Editorial: Widows wait while feds fiddle
Friday, Oct. 4, 2002 | 9:33 a.m.
It was bad enough that Congress waited until two years ago to pass legislation providing compensation for Nevada Test Site workers and other federal employees diagnosed with job-related radiation sicknesses. So much time had elapsed by then -- many of the exposures took place in the 1940s, '50s and '60s -- that many of the workers themselves had died and any compensation would be collected by surviving spouses. Now it turns out that instead of acting quickly to cut these long-overdue compensation checks, the Labor Department considered the workers to be such a low priority that only three people were assigned to process their claims.
This, of course, led to claims stacking up and workers and widows waiting nervously for checks that never came. Three weeks ago, in response to innumerable calls and letters from frustrated claimants, the Labor Department finally assigned a total of 75 people to review the backlogged claims, which by then amounted to 8,000. Complaints were also made to Sen. Harry Reid, who has inserted language into the 2003 Labor Department appropriations bill that requires at least 75 people to remain assigned until all of the claims have been reviewed.

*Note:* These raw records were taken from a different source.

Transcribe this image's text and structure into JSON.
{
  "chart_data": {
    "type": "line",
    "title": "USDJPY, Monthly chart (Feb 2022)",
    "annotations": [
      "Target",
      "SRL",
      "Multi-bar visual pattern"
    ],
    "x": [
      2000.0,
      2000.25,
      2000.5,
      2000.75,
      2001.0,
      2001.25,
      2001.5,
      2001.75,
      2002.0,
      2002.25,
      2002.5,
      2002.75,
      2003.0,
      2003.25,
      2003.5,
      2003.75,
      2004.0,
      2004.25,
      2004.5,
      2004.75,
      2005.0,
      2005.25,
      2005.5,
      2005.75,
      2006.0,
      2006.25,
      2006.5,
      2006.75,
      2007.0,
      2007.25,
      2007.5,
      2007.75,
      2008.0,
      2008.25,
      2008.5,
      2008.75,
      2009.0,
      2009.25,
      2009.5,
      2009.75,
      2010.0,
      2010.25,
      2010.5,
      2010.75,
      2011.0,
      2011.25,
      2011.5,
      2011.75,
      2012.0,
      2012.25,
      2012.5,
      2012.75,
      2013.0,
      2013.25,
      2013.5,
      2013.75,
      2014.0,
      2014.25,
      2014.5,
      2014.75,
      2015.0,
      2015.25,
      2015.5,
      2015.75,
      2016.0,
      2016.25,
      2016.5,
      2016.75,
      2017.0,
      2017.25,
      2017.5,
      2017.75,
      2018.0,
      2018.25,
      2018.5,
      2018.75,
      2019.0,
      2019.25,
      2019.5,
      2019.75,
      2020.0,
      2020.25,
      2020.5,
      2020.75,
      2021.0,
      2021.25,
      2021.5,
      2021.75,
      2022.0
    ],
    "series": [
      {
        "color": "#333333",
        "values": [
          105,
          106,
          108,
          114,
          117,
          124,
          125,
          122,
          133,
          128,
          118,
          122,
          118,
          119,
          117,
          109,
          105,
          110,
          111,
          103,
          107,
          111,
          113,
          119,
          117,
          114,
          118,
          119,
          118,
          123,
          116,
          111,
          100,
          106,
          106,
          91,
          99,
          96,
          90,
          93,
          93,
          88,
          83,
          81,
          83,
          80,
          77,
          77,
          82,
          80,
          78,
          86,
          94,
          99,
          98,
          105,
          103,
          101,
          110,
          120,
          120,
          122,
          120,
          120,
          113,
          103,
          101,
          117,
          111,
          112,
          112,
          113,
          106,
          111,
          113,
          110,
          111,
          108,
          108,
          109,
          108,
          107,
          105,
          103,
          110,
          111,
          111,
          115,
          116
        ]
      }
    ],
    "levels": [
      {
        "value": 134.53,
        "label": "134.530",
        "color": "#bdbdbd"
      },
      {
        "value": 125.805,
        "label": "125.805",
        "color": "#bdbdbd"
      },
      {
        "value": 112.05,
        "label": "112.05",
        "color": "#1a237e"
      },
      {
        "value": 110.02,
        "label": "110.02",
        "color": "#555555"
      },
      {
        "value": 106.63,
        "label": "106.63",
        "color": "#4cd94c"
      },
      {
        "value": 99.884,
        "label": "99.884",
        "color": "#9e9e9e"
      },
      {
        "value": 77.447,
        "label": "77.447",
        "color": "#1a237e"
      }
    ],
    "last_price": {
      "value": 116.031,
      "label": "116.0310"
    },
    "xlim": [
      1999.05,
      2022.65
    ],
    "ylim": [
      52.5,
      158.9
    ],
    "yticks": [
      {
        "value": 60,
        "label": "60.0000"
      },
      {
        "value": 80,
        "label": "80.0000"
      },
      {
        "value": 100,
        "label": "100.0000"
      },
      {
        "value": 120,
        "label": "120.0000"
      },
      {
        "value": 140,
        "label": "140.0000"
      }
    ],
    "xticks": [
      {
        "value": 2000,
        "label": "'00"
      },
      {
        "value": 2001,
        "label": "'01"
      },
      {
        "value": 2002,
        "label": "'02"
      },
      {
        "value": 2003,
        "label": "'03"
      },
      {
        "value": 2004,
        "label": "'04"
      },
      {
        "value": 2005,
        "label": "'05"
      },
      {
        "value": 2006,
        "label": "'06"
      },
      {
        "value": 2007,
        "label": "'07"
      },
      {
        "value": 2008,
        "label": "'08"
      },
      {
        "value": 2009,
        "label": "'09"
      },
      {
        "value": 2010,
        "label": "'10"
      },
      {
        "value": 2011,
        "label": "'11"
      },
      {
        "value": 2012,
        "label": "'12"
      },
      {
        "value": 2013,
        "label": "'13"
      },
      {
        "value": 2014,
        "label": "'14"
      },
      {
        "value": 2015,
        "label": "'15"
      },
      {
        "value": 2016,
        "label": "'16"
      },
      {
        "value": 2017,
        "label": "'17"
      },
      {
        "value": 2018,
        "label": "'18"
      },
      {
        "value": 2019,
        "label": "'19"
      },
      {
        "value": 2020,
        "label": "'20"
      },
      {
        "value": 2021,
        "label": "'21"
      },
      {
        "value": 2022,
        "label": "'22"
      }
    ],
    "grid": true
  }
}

We thoroughly support Reid's action, but we have to ask: Why does it take action by a U.S. senator to ensure that a bill affecting so many people receives the proper priority? Federal employees who put their health and their lives at risk in service of their country should have been receiving top priority all along, particularly after money had at long last been appropriated. The affected workers or their surviving spouses were each to receive $150,000 plus medical expenses.
After President Clinton signed the compensation bill in December 2000, the Labor Department spent valuable time trying to shift administrative responsibility to the Justice Department. When that didn't work, it sat on the claims while beneficiaries suffered. We hope that now, finally, the Labor Department will take its responsibility seriously and speed help to those who helped us win the Cold War.